Our bank directors ascribe the recent rise in the prime rate to the rising Federal funds rate and to a sudden surge in business loan demand. The major banks are so heavily dependent on Federal funds, according to a director from a large Boston bank, that a rise in the Federal funds rate assumes major importance in determining the cost of bank funds. This director also reports that business loan demand is booming across the board. Real estate investment trusts in the past 3 to 4 weeks have been pulling down their bank lines because they have not been treated well in the commercial paper market. Major corporations have been coming in for their full lines in the last few weeks, and foreign banks have also been heavy borrowers.
Our academic correspondents, Professors Eckstein, Samuelson, Shapiro and Tobin, were sharply divided in their policy recommendations this month. Eckstein, Samuelson, and Tobin were all prepared to accept significantly higher rates of monetary growth in order to curb the rise in short-term interest rates, while Dr. Shapiro favored continued moderate money growth regardless of the accompanying interest rate pattern.
In Shapiro's view, the current restriction is a desirable measure to make sure excess pressures on capacity will not build up later in the year. Continuation of this policy would lead him to reduce his estimate of housing starts at year-end by about 200,000 units. However, except for the weakness in consumption, the other components of spending remain strong. The job for monetary policy is to hold down inflationary pressures by insuring that the recovery in consumption will be a gradual one. Dr. Shapiro expects output declines over the first half of the year to be offset by increases in the second half. The unemployment rate is predicted to rise to 6 percent by year-end and average to about 5.8 percent in 1975 with real growth of 4.2 percent. He feels a Federal funds rate of about 10 percent would cause a reversal of short-term capital outflows and of the recent tendency for loans which would have been acquired in the Euro-dollar market to come home.
Samuelson feels the tightening of short-term interest rates have been over-done. He notes that the public and business community have come around to the experts' view that we are in a mini-recession which will be near its bottom in the second quarter, but have not accepted the unanimous view that the rate of inflation will be tapering down in the second half. However, "unless money grows at about 8 percent between now and year end, the fourth quarter recovery will not occur as disintermediation will abort the housing recovery," Eckstein said.
Both Samuelson and Eckstein argued that a monetarist approach to policy need not be associated with a 5.5 to 6 percent money growth target in the present context.
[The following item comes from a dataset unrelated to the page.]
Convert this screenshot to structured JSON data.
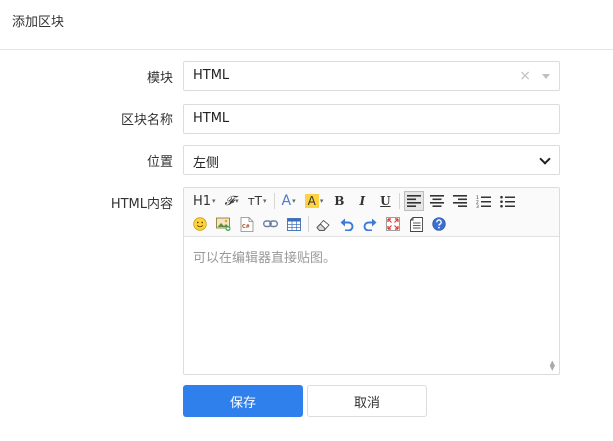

Noting that monetarist James Meiggs of the Argus Corporation favors a higher growth rate at the present time, they both argued a 5.5 to 6 percent money growth would be appropriate now only if we want a genuine recession, only if the Fed intends "to beat inflation by itself." The current inflation has no particular relationship to excess demand spending and can be brought down only gradually by aggregative policy. Not to accommodate any of this special inflation is an extremely tight policy which will generate a recession of some severity and exceptional duration. "Even if the Fed wished to do this, the political process would not go along with it," according to Eckstein.
Tobin argued that lower interest rates would be necessary to achieve even the administration's hopes for a rather modest recovery this year. With rising rates, this prospect is in jeopardy. The Fed cannot "solve" the problem of inflation without prolonged stagnation and unemployment. The first casualty of rising rates is expected to be housing, where the turnaround was predicted or reintermediation as opposed to the increasing disintermediation associated with higher rates. Tobin stressed the role of the stock market in setting the cost of capital for business fixed investment. While tighter money and higher capital costs now might not preclude this year's investment boom, its consequences would surely be felt in the form of weakened capital spending in 1975. Tobin advocated a Federal funds target of 8 percent.